If you’ve ever examined a car’s window sticker, there’s usually something added onto the vehicle’s final MSRP called a “destination and delivery” fee. And it looks like those fees are increasing fast, according to a new Consumer Reports investigation.
After researching industry data from ChromeData, Consumer Reports found that destination fees jumped from an average of $US839 ($1,063) in 2011 to $US1,244 ($1,575) in 2020, the outlet’s Mike Monticello wrote. “That’s more than 2.5 times the rate of inflation,” the story said.
In general, the fees cover the cost of delivering the car from the factory to ports (if necessary) and then to the dealership as the final destination. Yet “it’s not at all clear exactly what they cover, how they’re determined, or why they should be treated any differently from, say, the cost of equipping a car with a steering wheel,” Consumer Reports wrote.
On window stickers, the fees are not added to the vehicle’s advertised base MSRP. Rather, they’re a line item – as though they’re an optional extra – despite being non-negotiable.
To get some answers, the outlet asked automakers such as Toyota, Mini, Kia, Stellantis, Acura, Ford, and General Motors why the fees are rising. It cited fees from Stellantis, formerly Fiat Chrysler, as rising an average of 90% on Chrysler, Dodge, and Jeep models.
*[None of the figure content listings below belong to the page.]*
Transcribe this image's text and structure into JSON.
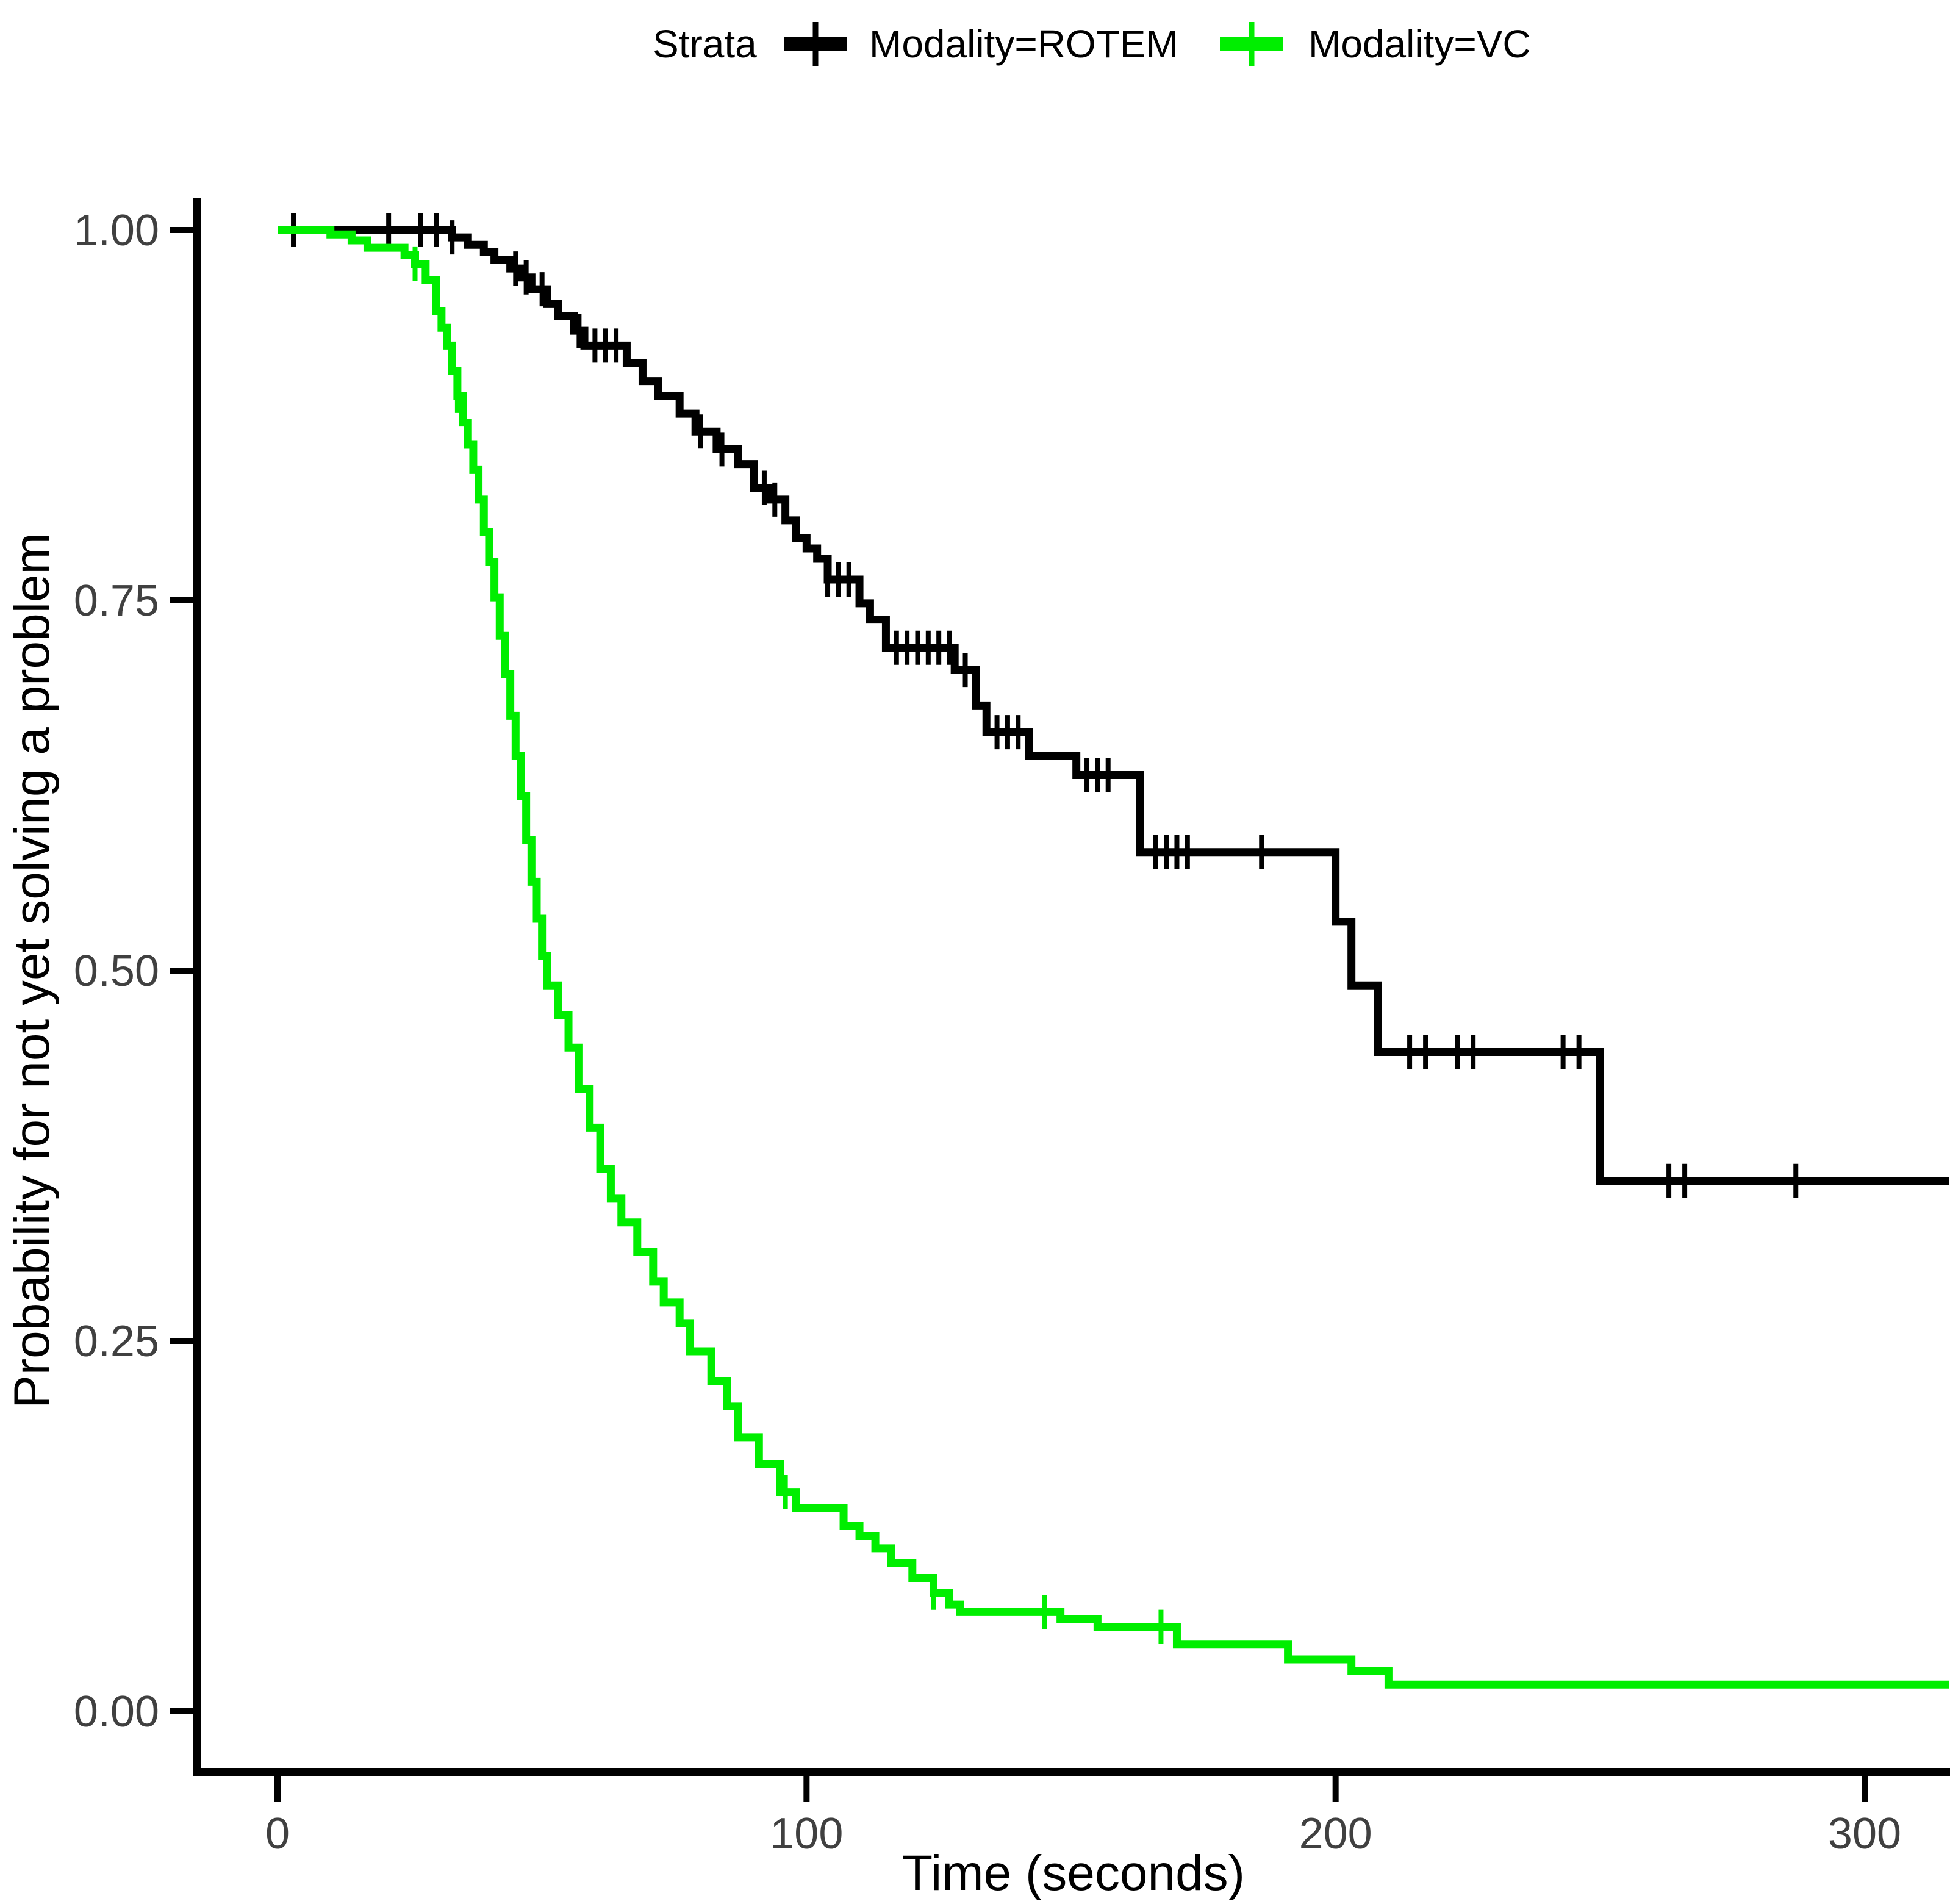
{
  "figure": {
    "background": "#ffffff",
    "tick_label_color": "#404040",
    "axis_color": "#000000"
  },
  "legend": {
    "title": "Strata",
    "items": [
      {
        "label": "Modality=ROTEM",
        "color": "#000000"
      },
      {
        "label": "Modality=VC",
        "color": "#00EE00"
      }
    ]
  },
  "chart_data": {
    "type": "line",
    "subtype": "kaplan-meier-step",
    "title": "",
    "xlabel": "Time (seconds)",
    "ylabel": "Probability for not yet solving a problem",
    "xlim": [
      0,
      316
    ],
    "ylim": [
      0,
      1
    ],
    "grid": false,
    "legend_position": "top",
    "x_ticks": [
      {
        "value": 0,
        "label": "0"
      },
      {
        "value": 100,
        "label": "100"
      },
      {
        "value": 200,
        "label": "200"
      },
      {
        "value": 300,
        "label": "300"
      }
    ],
    "y_ticks": [
      {
        "value": 0.0,
        "label": "0.00"
      },
      {
        "value": 0.25,
        "label": "0.25"
      },
      {
        "value": 0.5,
        "label": "0.50"
      },
      {
        "value": 0.75,
        "label": "0.75"
      },
      {
        "value": 1.0,
        "label": "1.00"
      }
    ],
    "series": [
      {
        "name": "Modality=ROTEM",
        "color": "#000000",
        "points": [
          [
            0,
            1.0
          ],
          [
            33,
            0.995
          ],
          [
            36,
            0.99
          ],
          [
            39,
            0.985
          ],
          [
            41,
            0.98
          ],
          [
            44,
            0.974
          ],
          [
            46,
            0.968
          ],
          [
            48,
            0.96
          ],
          [
            51,
            0.95
          ],
          [
            53,
            0.942
          ],
          [
            56,
            0.932
          ],
          [
            58,
            0.922
          ],
          [
            66,
            0.91
          ],
          [
            69,
            0.898
          ],
          [
            72,
            0.888
          ],
          [
            76,
            0.876
          ],
          [
            79,
            0.864
          ],
          [
            83,
            0.852
          ],
          [
            87,
            0.842
          ],
          [
            90,
            0.826
          ],
          [
            93,
            0.818
          ],
          [
            96,
            0.804
          ],
          [
            98,
            0.792
          ],
          [
            100,
            0.785
          ],
          [
            102,
            0.778
          ],
          [
            104,
            0.764
          ],
          [
            110,
            0.748
          ],
          [
            112,
            0.737
          ],
          [
            115,
            0.718
          ],
          [
            128,
            0.703
          ],
          [
            132,
            0.679
          ],
          [
            134,
            0.661
          ],
          [
            142,
            0.645
          ],
          [
            151,
            0.632
          ],
          [
            163,
            0.58
          ],
          [
            200,
            0.533
          ],
          [
            203,
            0.49
          ],
          [
            208,
            0.445
          ],
          [
            250,
            0.358
          ]
        ],
        "censor_times": [
          3,
          21,
          27,
          30,
          33,
          45,
          47,
          50,
          57,
          60,
          62,
          64,
          80,
          84,
          92,
          94,
          104,
          106,
          108,
          117,
          119,
          121,
          123,
          125,
          127,
          130,
          136,
          138,
          140,
          153,
          155,
          157,
          166,
          168,
          170,
          172,
          186,
          214,
          217,
          223,
          226,
          243,
          246,
          263,
          266,
          287
        ]
      },
      {
        "name": "Modality=VC",
        "color": "#00EE00",
        "points": [
          [
            0,
            1.0
          ],
          [
            10,
            0.997
          ],
          [
            14,
            0.993
          ],
          [
            17,
            0.988
          ],
          [
            24,
            0.983
          ],
          [
            26,
            0.977
          ],
          [
            28,
            0.966
          ],
          [
            30,
            0.945
          ],
          [
            31,
            0.934
          ],
          [
            32,
            0.922
          ],
          [
            33,
            0.905
          ],
          [
            34,
            0.888
          ],
          [
            35,
            0.87
          ],
          [
            36,
            0.855
          ],
          [
            37,
            0.838
          ],
          [
            38,
            0.818
          ],
          [
            39,
            0.796
          ],
          [
            40,
            0.776
          ],
          [
            41,
            0.752
          ],
          [
            42,
            0.726
          ],
          [
            43,
            0.7
          ],
          [
            44,
            0.672
          ],
          [
            45,
            0.645
          ],
          [
            46,
            0.618
          ],
          [
            47,
            0.588
          ],
          [
            48,
            0.56
          ],
          [
            49,
            0.535
          ],
          [
            50,
            0.51
          ],
          [
            51,
            0.49
          ],
          [
            53,
            0.47
          ],
          [
            55,
            0.448
          ],
          [
            57,
            0.42
          ],
          [
            59,
            0.394
          ],
          [
            61,
            0.366
          ],
          [
            63,
            0.346
          ],
          [
            65,
            0.33
          ],
          [
            68,
            0.31
          ],
          [
            71,
            0.29
          ],
          [
            73,
            0.276
          ],
          [
            76,
            0.262
          ],
          [
            78,
            0.243
          ],
          [
            82,
            0.223
          ],
          [
            85,
            0.206
          ],
          [
            87,
            0.185
          ],
          [
            91,
            0.167
          ],
          [
            95,
            0.148
          ],
          [
            98,
            0.137
          ],
          [
            107,
            0.125
          ],
          [
            110,
            0.118
          ],
          [
            113,
            0.11
          ],
          [
            116,
            0.1
          ],
          [
            120,
            0.09
          ],
          [
            124,
            0.08
          ],
          [
            127,
            0.072
          ],
          [
            129,
            0.067
          ],
          [
            148,
            0.062
          ],
          [
            155,
            0.057
          ],
          [
            170,
            0.045
          ],
          [
            191,
            0.035
          ],
          [
            203,
            0.027
          ],
          [
            210,
            0.018
          ]
        ],
        "censor_times": [
          26,
          34,
          96,
          124,
          145,
          167
        ]
      }
    ]
  }
}
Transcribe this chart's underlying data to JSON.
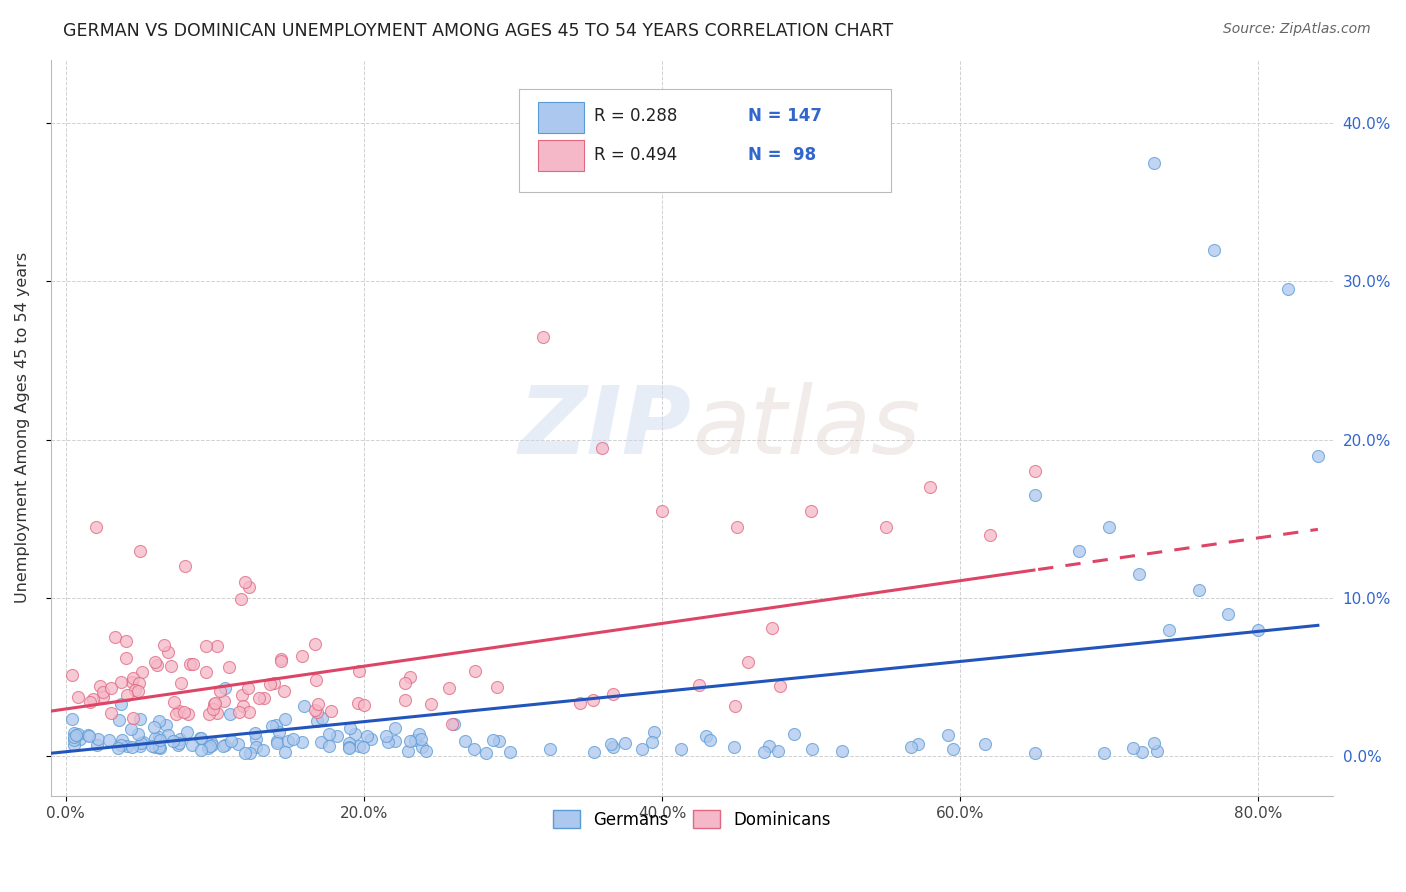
{
  "title": "GERMAN VS DOMINICAN UNEMPLOYMENT AMONG AGES 45 TO 54 YEARS CORRELATION CHART",
  "source": "Source: ZipAtlas.com",
  "xlabel_ticks": [
    "0.0%",
    "20.0%",
    "40.0%",
    "60.0%",
    "80.0%"
  ],
  "xlabel_tick_vals": [
    0.0,
    0.2,
    0.4,
    0.6,
    0.8
  ],
  "ylabel": "Unemployment Among Ages 45 to 54 years",
  "ylabel_ticks": [
    "0.0%",
    "10.0%",
    "20.0%",
    "30.0%",
    "40.0%"
  ],
  "ylabel_tick_vals": [
    0.0,
    0.1,
    0.2,
    0.3,
    0.4
  ],
  "xlim": [
    -0.01,
    0.85
  ],
  "ylim": [
    -0.025,
    0.44
  ],
  "german_color": "#adc8ee",
  "german_edge_color": "#5b9bd5",
  "dominican_color": "#f5b8c8",
  "dominican_edge_color": "#e06880",
  "german_line_color": "#2255bb",
  "dominican_line_color": "#dd4466",
  "legend_german_r": "R = 0.288",
  "legend_german_n": "N = 147",
  "legend_dominican_r": "R = 0.494",
  "legend_dominican_n": "N =  98",
  "german_N": 147,
  "dominican_N": 98,
  "watermark_zip": "ZIP",
  "watermark_atlas": "atlas",
  "background_color": "#ffffff",
  "grid_color": "#cccccc",
  "right_tick_color": "#3366cc",
  "title_color": "#222222",
  "source_color": "#666666"
}
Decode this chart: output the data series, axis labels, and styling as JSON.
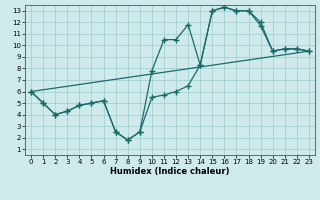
{
  "xlabel": "Humidex (Indice chaleur)",
  "bg_color": "#ceeaea",
  "line_color": "#1a6b6b",
  "grid_color": "#a0cccc",
  "xlim": [
    -0.5,
    23.5
  ],
  "ylim": [
    0.5,
    13.5
  ],
  "xticks": [
    0,
    1,
    2,
    3,
    4,
    5,
    6,
    7,
    8,
    9,
    10,
    11,
    12,
    13,
    14,
    15,
    16,
    17,
    18,
    19,
    20,
    21,
    22,
    23
  ],
  "yticks": [
    1,
    2,
    3,
    4,
    5,
    6,
    7,
    8,
    9,
    10,
    11,
    12,
    13
  ],
  "line1_x": [
    0,
    1,
    2,
    3,
    4,
    5,
    6,
    7,
    8,
    9,
    10,
    11,
    12,
    13,
    14,
    15,
    16,
    17,
    18,
    19,
    20,
    21,
    22,
    23
  ],
  "line1_y": [
    6.0,
    5.0,
    4.0,
    4.3,
    4.8,
    5.0,
    5.2,
    2.5,
    1.8,
    2.5,
    5.5,
    5.7,
    6.0,
    6.5,
    8.3,
    13.0,
    13.3,
    13.0,
    13.0,
    12.0,
    9.5,
    9.7,
    9.7,
    9.5
  ],
  "line2_x": [
    0,
    1,
    2,
    3,
    4,
    5,
    6,
    7,
    8,
    9,
    10,
    11,
    12,
    13,
    14,
    15,
    16,
    17,
    18,
    19,
    20,
    21,
    22,
    23
  ],
  "line2_y": [
    6.0,
    5.0,
    4.0,
    4.3,
    4.8,
    5.0,
    5.2,
    2.5,
    1.8,
    2.5,
    7.8,
    10.5,
    10.5,
    11.8,
    8.3,
    13.0,
    13.3,
    13.0,
    13.0,
    11.7,
    9.5,
    9.7,
    9.7,
    9.5
  ],
  "line3_x": [
    0,
    23
  ],
  "line3_y": [
    6.0,
    9.5
  ],
  "marker": "+",
  "markersize": 4.0,
  "linewidth": 0.9
}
The Ford Bronco and Bronco Sport have hefty fees of $US1,495 ($1,893), while the new F-150 pickup truck has a fee of $US1,695 ($2,147).A GM spokesperson told Consumer Reports that the cost of logistics and freight had increased and, because more and more people are buying big trucks and SUVs, fewer vehicles can physically fit on rail cars and carriers. A Ford spokesperson also cited trucks and SUVs as a reason and added that there’s “high demand for shipping and a shortage of skilled drivers.”
When Consumer Reports asked how destination fees are calculated, nearly all of the automakers it contacted answered in “vague” ways. “None would provide a detailed breakdown of how they calculate the fees on any particular model,” it found.
Consumer advocates, Consumer Reports wrote, believe that the rising fees are “just a way for automakers to boost the bottom line without officially raising prices.”
So what are you, the consumer, supposed to do with this knowledge? Especially if the fees are non-negotiable?
Consumer Reports recommended that you do your research thoroughly so you know there’s a fee going into the transactional price, and understand that while the fee itself is non-negotiable, the “out the door” price is.
“Negotiate the bottom line, not the destination fees,” the outlet suggested. “Don’t be shy about asking for a reduction; car dealers expect you to haggle. Aim to get the price down by $US1,000 ($1,266) or so to offset the destination charges.